# Linkliste mit PopUps ohne Scroll, Menü & Co. ?



## Hecktec (8. September 2002)

Hallo zusammen !!


Ich möchte eine Linkliste erstellen, bei der jeder Link in einem neuen Fenster in fester Größe geöffnet wird.
Jedoch soll das neue Fenster ohne Menübar und Scrollbalken angezeigt werden und einen "Fenster schliessen"-Button haben.

Den "Fenster schliessen-Button" habe ich schon hinbekommen.

Doch bei den Fenstern tue ich mir irgendwie schwer! 
Ich habe es schon geschaft, das Fenster in eine feste Größe zu bekommen:

     <body onLoad="window.resizeTo(width=500,height=350)"> 


Aber wenn ich dort nun noch Parameter wie scrollbalken=no usw. einfüge, funktionieren diese nicht?!

Ich bin ein Newbie in Sachen Java & HTML ...

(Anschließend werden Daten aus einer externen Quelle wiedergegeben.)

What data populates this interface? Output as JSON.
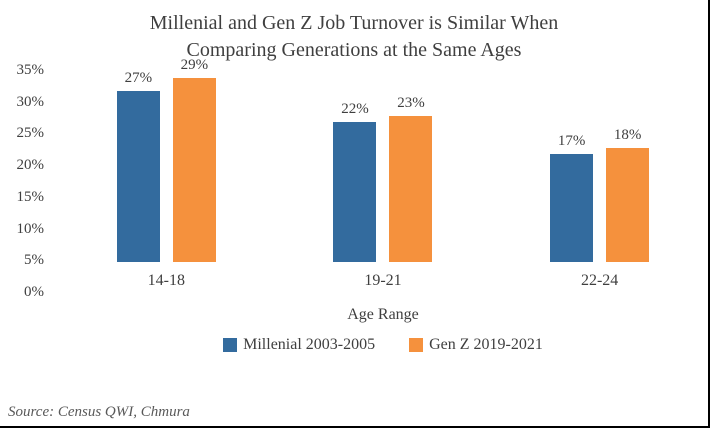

Funktionieren diese Befehle unter HTML nicht?
Wenn nicht, kann mir dann jemand sagen, wo ich ein solches Java-Script finde oder wie ich es erstelle ?!  *hoff*


Ich bedanke mich im Vorraus ...

   Hecktec ...


----------



## Paranoia (9. September 2002)

hey..

am bestens machst du eine function newWindow() auf der Seite, wo die links stehen. schau dir dazu folgenden link an, dort ist eigentlich dein problem genau beschrieben: klick 

greetings para


----------



## Sebastianus (9. September 2002)

*Oder so!*

Oder du machst ganz eeinfach einen Link und schreibst in den href-Teil rein "windowOpen..." oder einfach ganz Java "onClick", da können dann auch Befehle wie scroling=no rein usw.

Das Fenster hat dann keinen Scrollbalken, keine Menüleiste usw. sondern nur den Rahmen und die Titel-Leiste!


----------